Os convites, que costumam custar de R$ 6 a R$ 14 cada, serão feitos pelo próprio casal, a um valor irrisório. A internet também serviu de aliada. Para a celebração, muitos dos acessórios de decoração e itens descartáveis (como toalhas de mesa) foram importados da China - nos bons tempos em que o dólar ainda se comportava abaixo dos R$ 3.
O saldo do planejamento todo: a festa para 60 pessoas sairá ao preço de R$ 6 mil, 20% menos do que o primeiro valor orçado.
O casamento de Rafaela e Evandro
Esforço em família para o primeiro aniversário de Zion
Franciele e Artur decidiram comemorar o primeiro ano do filho em casa e reduziram a lista de convidados de cem para 30
Por muito tempo, as festinhas de um ano foram feitas nas salas ou nos pátios das próprias casas, mas, em razão do encolhimento dos apartamentos e da multiplicação de organizadores de festas infantis, migraram para salões e casas especializadas. Com o aperto nas finanças, parte das famílias está reavivando a tradição da comemoração caseira.
Depois de ter deixado o emprego para acompanhar de perto o crescimento do filho Zion, Franciele Hedler, 23 anos, sonhava em armar a celebração de um aninho em um salão espaçoso, colorido, cheio de brinquedos e animadores neste domingo. A conta espremida pela inflação impiedosa, no entanto, revela um cenário pouco amistoso para gastos fora do previsto.
- Só o salão sairia por R$ 600. E ainda teria custo com refrigerante, salgadinhos e toda a decoração. Muito pesado para nós - diz Franciele, levando em conta a renda do marido, Artur Lopes, que tem um estúdio de tatuagem na Capital.

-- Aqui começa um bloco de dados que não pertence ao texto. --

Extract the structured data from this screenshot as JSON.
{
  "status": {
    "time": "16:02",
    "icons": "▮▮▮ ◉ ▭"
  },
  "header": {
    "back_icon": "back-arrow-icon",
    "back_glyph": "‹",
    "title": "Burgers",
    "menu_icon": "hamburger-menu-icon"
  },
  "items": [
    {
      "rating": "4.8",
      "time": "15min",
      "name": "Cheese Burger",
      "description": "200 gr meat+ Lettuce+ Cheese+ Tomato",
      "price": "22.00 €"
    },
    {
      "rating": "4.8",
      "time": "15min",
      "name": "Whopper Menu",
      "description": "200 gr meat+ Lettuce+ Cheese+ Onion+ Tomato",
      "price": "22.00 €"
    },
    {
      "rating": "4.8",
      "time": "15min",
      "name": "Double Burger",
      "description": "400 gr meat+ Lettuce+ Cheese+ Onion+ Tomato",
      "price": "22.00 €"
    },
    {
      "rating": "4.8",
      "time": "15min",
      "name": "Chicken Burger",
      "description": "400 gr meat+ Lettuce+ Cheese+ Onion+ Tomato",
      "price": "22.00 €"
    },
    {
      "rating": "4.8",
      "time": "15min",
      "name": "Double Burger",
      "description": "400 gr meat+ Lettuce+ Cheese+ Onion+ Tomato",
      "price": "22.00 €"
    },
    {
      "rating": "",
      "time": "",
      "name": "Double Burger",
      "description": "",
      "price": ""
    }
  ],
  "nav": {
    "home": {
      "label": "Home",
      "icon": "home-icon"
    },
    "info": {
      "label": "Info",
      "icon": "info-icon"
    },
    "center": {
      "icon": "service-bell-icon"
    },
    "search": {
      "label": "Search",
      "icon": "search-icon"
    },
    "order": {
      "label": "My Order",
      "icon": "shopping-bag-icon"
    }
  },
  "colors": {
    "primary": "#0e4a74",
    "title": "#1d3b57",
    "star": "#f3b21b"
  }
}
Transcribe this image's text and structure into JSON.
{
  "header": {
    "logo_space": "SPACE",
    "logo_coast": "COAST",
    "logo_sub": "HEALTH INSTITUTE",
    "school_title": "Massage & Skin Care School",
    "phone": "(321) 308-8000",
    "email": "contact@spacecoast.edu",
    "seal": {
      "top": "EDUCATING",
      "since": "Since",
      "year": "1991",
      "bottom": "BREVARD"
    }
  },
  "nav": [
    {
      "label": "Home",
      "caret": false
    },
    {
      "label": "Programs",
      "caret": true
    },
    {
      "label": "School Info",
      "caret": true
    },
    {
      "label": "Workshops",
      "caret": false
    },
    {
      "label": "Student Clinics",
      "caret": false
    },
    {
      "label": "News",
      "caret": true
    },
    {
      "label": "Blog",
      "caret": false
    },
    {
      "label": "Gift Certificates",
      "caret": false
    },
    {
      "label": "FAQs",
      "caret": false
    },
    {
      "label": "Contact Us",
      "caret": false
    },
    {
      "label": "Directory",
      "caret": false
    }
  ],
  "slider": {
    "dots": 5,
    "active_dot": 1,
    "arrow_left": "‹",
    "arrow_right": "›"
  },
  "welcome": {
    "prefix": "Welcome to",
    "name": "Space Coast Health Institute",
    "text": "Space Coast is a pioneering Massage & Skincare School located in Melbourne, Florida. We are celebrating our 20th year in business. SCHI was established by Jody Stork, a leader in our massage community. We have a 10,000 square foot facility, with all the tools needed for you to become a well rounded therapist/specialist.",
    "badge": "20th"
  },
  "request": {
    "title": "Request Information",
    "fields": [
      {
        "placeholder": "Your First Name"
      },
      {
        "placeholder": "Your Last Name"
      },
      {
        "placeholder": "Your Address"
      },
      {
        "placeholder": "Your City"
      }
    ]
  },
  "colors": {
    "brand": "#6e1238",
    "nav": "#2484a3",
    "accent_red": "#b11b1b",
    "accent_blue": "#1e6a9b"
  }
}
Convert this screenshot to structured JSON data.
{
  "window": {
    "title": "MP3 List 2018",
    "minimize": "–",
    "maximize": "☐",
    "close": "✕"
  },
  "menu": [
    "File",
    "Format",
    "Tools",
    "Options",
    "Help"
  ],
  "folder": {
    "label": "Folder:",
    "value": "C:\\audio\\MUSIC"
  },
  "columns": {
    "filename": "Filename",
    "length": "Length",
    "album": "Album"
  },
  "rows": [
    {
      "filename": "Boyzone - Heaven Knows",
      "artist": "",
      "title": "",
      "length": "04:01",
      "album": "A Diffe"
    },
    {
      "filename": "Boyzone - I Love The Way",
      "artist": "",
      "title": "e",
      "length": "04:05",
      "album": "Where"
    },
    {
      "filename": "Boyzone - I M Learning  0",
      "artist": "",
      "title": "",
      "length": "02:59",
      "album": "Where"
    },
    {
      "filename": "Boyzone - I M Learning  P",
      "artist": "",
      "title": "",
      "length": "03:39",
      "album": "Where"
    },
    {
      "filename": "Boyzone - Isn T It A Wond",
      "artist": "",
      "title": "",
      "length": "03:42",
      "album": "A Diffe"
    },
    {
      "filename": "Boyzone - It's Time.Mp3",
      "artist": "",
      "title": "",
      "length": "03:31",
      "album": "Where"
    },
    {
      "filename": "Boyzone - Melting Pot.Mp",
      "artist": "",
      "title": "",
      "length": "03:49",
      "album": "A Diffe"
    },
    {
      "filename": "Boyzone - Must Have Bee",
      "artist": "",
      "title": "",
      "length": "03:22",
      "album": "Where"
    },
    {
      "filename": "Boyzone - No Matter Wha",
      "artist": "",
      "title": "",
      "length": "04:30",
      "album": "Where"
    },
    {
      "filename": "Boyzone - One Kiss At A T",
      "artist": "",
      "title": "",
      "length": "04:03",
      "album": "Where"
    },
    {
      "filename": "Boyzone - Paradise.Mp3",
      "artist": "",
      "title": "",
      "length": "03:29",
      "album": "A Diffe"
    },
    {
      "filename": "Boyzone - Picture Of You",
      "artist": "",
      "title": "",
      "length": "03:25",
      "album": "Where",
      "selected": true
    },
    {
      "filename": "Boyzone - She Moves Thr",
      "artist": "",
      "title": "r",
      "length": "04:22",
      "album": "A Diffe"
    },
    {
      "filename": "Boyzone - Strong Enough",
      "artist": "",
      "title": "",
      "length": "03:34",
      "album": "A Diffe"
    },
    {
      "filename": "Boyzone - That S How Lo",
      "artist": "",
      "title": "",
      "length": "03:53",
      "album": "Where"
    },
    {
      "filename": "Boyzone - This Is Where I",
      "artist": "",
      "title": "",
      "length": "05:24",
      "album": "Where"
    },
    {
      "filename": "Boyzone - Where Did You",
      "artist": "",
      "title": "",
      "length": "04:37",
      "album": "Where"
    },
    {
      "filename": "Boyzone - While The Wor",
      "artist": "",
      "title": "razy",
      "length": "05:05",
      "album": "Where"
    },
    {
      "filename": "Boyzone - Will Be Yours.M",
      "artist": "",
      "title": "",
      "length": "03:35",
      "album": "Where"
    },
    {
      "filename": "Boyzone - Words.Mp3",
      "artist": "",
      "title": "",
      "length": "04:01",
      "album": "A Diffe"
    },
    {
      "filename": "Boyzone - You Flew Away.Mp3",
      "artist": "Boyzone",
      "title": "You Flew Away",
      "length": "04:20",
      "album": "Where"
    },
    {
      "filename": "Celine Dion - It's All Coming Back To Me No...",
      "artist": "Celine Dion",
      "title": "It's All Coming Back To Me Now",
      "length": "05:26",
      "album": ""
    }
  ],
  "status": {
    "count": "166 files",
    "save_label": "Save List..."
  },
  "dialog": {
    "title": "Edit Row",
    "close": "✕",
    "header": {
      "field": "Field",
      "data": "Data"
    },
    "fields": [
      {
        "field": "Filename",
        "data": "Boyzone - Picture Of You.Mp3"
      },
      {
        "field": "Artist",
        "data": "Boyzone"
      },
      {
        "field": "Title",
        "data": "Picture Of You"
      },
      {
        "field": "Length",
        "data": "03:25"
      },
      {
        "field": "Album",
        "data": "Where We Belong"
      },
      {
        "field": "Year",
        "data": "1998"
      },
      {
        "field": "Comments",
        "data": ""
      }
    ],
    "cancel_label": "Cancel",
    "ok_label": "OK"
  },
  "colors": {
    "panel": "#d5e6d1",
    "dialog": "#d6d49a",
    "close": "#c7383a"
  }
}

A solução foi reunir a família e ver no que cada um poderia contribuir. Um cunhado, fotógrafo profissional, topou fazer os registros da criançada. Uma tia de Zion conseguiu reservar a área de festas de seu prédio. Para comer, a opção foi pelo churrasco, que sairá mais em conta do que salgadinhos, risotos e outras opções sofisticadas, comuns nos salões.
- As lembrancinhas eu mesma que fiz. Como tenho experiência em artesanato, montei uns aromatizantes bem enfeitados, acho que os convidados vão gostar - orgulha-se a mãe do aniversariante.
A quantidade de convidados também encolheu. Seriam cem pessoas em um plano A, mas optou-se apenas por parentes, padrinhos e amigos mais próximos, reduzindo a lista a um quinto. O charme da comemoração vai ser um enfeite de mesa com os personagens preferidos de Zion. Em uma pesquisa feita em páginas do Facebook, Franciele encontrou a armação perfeita por cerca de R$ 500, com entrega e montagem inclusas. Resolveu fazer ela mesma o enfeite.
- Paguei R$ 98 por uma decoração do tipo monte-você-mesmo. É bem fácil, e do Toy Story, que ele adora - diz a mãe do garotinho.
Festa de um aninho do filho
Para comemorar o fim da graduação, adeus à produtora
A troca do baile pelo barzinho será a principal forma da formanda economizar no festejo
No último semestre do curso de Direito, Alice Faé, 25 anos, tomou um susto quando recebeu o orçamento da produtora para a formatura: R$ 900 para a cerimônia e mais R$ 2,6 mil para o baile. A reação de espanto foi compartilhada com outros colegas, muitos vindos de famílias humildes e que concluirão os estudos graças a financiamentos estudantis e bolsas de estudo.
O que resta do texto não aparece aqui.